InsertionLateral aspect of base of proximal phalanx of hallux
ActionAdduction of hallux, flexion of hallux, supports transverse arch of foot
InnervationLateral plantar nerve (S2 - S3)
Blood supply Branches of posterior tibial artery (lateral plantar artery)



Both muscle heads arise from different sites. The oblique head of the adductor hallucis muscle originates from the cuboid bone, lateral cuneiform bone, bases of the second to fourth metatarsal bones and from the tendon of the peroneus (fibularis) longus muscle. The transverse head of the muscle arises from the plantar metatarsophalangeal ligaments of the third to fifth toes and deep transverse metatarsal ligaments of the third to fifth toes.



The adductor hallucis inserts on the lateral aspect of the base of the proximal phalanx of the hallux.

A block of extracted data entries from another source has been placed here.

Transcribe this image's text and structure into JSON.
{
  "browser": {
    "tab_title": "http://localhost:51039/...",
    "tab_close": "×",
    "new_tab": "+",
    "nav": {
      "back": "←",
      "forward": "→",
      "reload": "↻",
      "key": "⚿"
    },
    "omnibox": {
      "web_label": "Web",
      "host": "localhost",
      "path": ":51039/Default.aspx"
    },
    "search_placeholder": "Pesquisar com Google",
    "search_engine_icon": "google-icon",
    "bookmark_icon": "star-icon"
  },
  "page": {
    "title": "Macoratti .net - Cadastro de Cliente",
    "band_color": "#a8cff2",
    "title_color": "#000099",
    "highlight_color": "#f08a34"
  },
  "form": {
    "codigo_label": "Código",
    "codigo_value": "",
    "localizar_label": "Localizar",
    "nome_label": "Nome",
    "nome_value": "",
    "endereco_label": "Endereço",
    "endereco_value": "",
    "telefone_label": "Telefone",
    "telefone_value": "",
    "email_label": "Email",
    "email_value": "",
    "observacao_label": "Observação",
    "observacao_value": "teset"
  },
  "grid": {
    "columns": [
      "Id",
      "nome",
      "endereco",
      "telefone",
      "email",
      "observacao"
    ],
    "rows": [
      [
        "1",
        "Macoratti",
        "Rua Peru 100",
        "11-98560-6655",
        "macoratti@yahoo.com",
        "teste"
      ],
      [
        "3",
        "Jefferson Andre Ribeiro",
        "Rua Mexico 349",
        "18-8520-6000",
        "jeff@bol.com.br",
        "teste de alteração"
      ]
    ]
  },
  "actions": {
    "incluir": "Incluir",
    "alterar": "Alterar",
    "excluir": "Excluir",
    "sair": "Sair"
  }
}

The adductor hallucis muscle provides the adduction and flexion of the hallux at the first metatarsophalangeal joint. Also, it supports the transverse arch of the foot.



Both heads of the adductor hallucis are innervated by the lateral plantar nerve (S2 - S3) - one of the terminal branches of the tibial nerve.


Blood supply

The adductor hallucis muscle receives arterial blood supply from the branches of the posterior tibial artery, mainly from the lateral plantar artery.